電力自由化のデメリット


消費者にとってのメリット・デメリットは
新電力に乗り換えるメリットとデメリットは?で紹介しています


電力自由化のデメリット


 一見すると素晴らしい制度ですが、そこには少なからず「落とし穴」があるのも事実です。電力小売り自由化という制度自体が抱える問題点・デメリットについて見ていきましょう。



自由化バブル

 既に「自由化バブル」ともいうべき現象が発生しています。2015年5月16日の日経新聞の記事によれば、首都圏では合計1300万キロワット分の火力発電所の建設計画があるそうです。この1300万キロワットという数字は原発13基分もの出力に相当する量で、供給過剰の懸念がある、と記事で指摘されています。
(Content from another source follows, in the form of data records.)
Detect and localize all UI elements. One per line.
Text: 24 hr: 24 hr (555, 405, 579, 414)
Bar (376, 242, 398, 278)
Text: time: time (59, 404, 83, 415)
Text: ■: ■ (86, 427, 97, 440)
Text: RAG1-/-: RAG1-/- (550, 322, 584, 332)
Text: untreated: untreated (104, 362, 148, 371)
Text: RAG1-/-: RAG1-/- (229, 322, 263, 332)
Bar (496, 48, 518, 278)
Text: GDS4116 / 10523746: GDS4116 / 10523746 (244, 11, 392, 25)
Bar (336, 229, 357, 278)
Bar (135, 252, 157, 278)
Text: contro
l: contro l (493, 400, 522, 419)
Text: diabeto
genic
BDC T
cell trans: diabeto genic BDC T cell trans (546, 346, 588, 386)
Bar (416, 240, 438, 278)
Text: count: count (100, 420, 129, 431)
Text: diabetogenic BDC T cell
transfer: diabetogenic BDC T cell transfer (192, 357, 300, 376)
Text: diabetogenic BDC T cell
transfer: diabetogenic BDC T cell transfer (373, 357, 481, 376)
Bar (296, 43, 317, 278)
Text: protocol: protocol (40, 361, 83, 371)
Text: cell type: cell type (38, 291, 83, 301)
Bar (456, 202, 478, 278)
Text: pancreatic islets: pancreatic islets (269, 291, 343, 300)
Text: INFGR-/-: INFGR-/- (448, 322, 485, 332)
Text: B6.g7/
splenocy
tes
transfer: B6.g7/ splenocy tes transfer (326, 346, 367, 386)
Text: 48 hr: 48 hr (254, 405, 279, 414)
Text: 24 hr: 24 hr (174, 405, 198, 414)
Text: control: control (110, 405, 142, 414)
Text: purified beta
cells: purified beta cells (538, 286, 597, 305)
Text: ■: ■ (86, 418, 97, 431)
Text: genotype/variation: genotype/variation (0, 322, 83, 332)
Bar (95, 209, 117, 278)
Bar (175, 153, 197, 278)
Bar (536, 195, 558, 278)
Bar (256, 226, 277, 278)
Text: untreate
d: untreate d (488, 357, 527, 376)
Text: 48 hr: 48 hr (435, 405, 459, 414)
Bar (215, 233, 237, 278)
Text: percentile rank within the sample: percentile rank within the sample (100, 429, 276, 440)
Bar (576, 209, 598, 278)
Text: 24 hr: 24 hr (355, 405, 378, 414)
 原発が全国で停止していて、真夏や真冬の電力使用量のピーク時に供給が逼迫している、というのが震災以来の日本の電力事情の大きな懸念事項です。とはいえ、首都圏だけで原発13基分もの火力発電所が新たに稼働するというのは、過剰な設備となる可能性が非常に高いといえるのではないでしょうか。競争の激化により電気料金が下がる効果も期待できますが、行き過ぎると供給の不安定化を引き起こします。


天然ガスへの依存

 また、新設が予定されている発電所の多くは天然ガスによる火力発電所です。石油と比べると圧倒的に発電コストが低い(参考:発電方法で選ぶ)というのが選ばれている理由ですが、天然ガス(LNG)への依存度の高まりが日本経済への新たなリスクとなる可能性もあります。例えば英国では電力の小売自由化後、一旦は電気料金が下がったものの、原油価格の高騰などを原因として以前よりも電気料金は高くなっています(参考:海外の先行事例


 天然ガスは世界中に資源が点在していて、石油などと比べると安定的に供給できる燃料ではありますが、リスクとなってしまう可能性はゼロではありません。


石炭への依存の高まり

 石炭は安価かつ、国内を含め世界各地で安定的に採掘できる資源です。多くの新電力事業者がこの石炭を使った火力発電に注目していますが、石炭火力発電は環境への負荷が大きいと言われています。例えば、二酸化炭素の排出量は最新のコンバインドLNG発電(ガス)の2倍です。また、中国で深刻な大気汚染を引き起こしている「PM2.5」も、安価な石炭を古い設備で燃やしているために発生しているものです(さすがに日本の環境基準は厳しいので、中国のようにはなりません)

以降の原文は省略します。